His cooking has made the complaints around the food available at the 2011 World Championships in Daegu, South Korea, nothing more than a distant memory for those who were also a part of the team then.

AMAZING FEELING

“The feedback has been very positive from everyone,” he told The Gleaner from his office space at Linx. “I’m beginning to think they are putting on a show to make me feel good. There is no way that so many persons can be so pleased about anything.”

“I’m just happy to make this sort of impact on the team generally. I’m honoured to be asked to do something like this again. I will always be thought about in this regard and that’s an amazing feeling,” he shared.

“Its important that they have familiar food and that they are comfortable with what they are eating when they prepare for competitions like this, so that they can perform to their best when it’s time for that,” Thomas added.

That familiar food includes everyone’s favourite – oxtail, then there is always a variety of other Jamaican staples, such as the chicken, fish, pork, stewed peas and curried mutton. Soups, porridges, fried plantain, fried and boiled dumplings, yam, dasheen, steamed cabbage, fruit cakes, sweet potato pudding, cornmeal pudding and, of course, ackee and salt-fish.

“Every day they are there in large numbers, eating large amounts of food,” Thomas laughed. “I’m happy that they are happy with the food. Some have been saying that they have to stop coming to the dining room so often and that I am awful because I am giving them too much food, but my disclaimer is that I am here to do the best possible job I can.”

LONG DAY

That job starts at 4:30 every morning when he starts preparing for breakfast, which is usually ready at 8 a.m. As soon as that is cleared, he immediately prepares lunch, then dinner and must then find time to do some of the work for the next day’s breakfast. This usually takes him beyond midnight. For him, it’s a like a long day every day.

“We are in a hotel-type environment and the kitchen is much smaller than in Birmingham when we were in camp ahead of the London Olympics, for instance, so that is something I have to compensate for. I have to start a lot earlier. We have to do a lot of items ahead of time and put in storage, so it’s a little taxing in terms of timing and so on,” Thomas explained.

“Quite a few persons have little preferences or nuances – whether they are lactose intolerant, or they request special juices, a certain cut of meat – you want to cater to them as best as you can.”

Coach Glen Mills, for instance, doesn’t like his porridge too sweet, so Thomas makes it his duty to separate Mills’ portion before he sweetens the pot.
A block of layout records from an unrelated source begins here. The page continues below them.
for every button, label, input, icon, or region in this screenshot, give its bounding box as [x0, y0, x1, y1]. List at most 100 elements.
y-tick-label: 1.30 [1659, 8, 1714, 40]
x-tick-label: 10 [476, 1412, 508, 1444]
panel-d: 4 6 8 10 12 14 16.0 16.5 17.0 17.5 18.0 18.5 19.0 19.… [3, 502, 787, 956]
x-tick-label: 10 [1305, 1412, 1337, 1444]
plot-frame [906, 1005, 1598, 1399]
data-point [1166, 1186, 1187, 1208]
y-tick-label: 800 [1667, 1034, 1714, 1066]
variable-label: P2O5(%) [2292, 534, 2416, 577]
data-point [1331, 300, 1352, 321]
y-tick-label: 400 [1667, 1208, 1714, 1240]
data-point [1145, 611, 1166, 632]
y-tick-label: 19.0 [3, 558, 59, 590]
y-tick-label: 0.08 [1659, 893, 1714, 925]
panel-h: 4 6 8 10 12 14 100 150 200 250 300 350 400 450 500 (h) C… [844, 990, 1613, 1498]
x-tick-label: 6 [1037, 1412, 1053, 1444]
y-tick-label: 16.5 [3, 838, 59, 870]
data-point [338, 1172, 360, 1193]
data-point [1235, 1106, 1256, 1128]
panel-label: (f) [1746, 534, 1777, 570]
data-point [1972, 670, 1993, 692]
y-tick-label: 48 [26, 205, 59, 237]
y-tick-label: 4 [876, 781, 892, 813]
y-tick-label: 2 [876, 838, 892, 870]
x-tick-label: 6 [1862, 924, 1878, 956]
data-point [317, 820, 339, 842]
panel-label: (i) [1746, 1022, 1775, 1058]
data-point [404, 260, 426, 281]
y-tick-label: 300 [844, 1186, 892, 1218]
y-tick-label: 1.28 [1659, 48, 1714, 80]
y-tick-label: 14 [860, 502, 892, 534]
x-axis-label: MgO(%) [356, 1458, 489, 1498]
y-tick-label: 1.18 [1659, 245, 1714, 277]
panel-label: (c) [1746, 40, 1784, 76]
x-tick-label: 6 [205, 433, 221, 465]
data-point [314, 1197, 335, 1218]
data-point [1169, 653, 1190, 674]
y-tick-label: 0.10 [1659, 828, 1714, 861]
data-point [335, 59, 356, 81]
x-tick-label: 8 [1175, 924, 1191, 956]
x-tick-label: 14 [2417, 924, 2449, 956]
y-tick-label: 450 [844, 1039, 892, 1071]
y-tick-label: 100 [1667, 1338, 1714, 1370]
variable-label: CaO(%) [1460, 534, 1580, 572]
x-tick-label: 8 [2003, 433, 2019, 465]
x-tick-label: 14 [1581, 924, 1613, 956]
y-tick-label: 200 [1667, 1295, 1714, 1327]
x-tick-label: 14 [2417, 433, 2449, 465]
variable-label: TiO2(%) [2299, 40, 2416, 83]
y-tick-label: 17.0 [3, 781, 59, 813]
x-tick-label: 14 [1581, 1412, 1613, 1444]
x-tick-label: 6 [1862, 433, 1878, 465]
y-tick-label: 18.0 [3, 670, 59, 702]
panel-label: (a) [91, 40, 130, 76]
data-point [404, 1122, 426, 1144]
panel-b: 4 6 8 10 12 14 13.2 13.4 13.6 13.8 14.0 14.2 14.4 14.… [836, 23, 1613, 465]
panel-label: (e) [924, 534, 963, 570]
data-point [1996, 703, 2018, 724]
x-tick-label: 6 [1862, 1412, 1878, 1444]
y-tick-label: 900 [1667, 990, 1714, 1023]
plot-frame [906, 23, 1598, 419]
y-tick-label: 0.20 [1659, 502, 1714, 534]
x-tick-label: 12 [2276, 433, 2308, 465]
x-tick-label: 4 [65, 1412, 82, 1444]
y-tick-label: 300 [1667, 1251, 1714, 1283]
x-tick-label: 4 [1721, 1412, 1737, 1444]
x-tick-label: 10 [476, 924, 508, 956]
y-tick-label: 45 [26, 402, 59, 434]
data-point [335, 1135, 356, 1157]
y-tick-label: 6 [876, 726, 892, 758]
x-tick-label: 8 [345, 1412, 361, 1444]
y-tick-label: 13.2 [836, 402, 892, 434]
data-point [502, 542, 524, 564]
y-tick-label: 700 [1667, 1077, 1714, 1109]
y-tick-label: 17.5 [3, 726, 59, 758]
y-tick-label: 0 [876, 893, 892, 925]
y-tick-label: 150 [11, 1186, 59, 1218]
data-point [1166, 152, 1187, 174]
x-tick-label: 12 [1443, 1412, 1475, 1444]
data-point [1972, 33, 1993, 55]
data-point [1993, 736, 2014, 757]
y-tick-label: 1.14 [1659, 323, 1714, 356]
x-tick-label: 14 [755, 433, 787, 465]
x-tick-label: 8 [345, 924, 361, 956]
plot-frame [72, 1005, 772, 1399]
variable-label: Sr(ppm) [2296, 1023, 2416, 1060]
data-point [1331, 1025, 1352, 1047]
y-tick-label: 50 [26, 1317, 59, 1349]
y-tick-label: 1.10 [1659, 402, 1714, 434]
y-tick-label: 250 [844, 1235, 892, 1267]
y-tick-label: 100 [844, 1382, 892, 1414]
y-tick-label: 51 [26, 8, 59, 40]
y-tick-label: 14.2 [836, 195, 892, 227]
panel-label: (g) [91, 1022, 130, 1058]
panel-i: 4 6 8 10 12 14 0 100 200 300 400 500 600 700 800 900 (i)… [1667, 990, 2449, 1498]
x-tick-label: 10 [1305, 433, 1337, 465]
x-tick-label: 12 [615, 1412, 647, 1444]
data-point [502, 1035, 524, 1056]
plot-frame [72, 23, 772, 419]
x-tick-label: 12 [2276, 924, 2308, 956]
He ensures there is a wide spread and the necessary options to ensure the athletes are enriched with the right nutrients ahead of their competition.

It’s the sort of attention they will not get when they move into the Athletes’ Village in a few days.

Thomas is not allowed to join them there, but he will hang around Rio to cater at a special Independence Day event that is being organised.

He is also hoping to take up the hotel staff’s offer to take him to see the city’s sights before he heads back to Jamaica on August 7 and although he will miss the mouths he has been feeding for the past week or so, he is already thinking about what he will do for them on their last day here.

“I will wave them ‘bye bye’ and then go to my room to finally get some sleep,” he laughed. “Maybe I will give them some fried chicken – they will love that. Definitely some oxtail, rice and peas is a must for them – yea, that will be their send-off dish.”

There’s hardly anything more Jamaican than that.

Still, the experience has again left an indelible mark on Thomas, as it clearly has on the stomachs of the country’s track stars – if their social media posts are anything to go by.

“It really feels good when you have spoken to that person, you share moments with them and you see them on the track representing their country, so that really feels good. This is an honour for me.”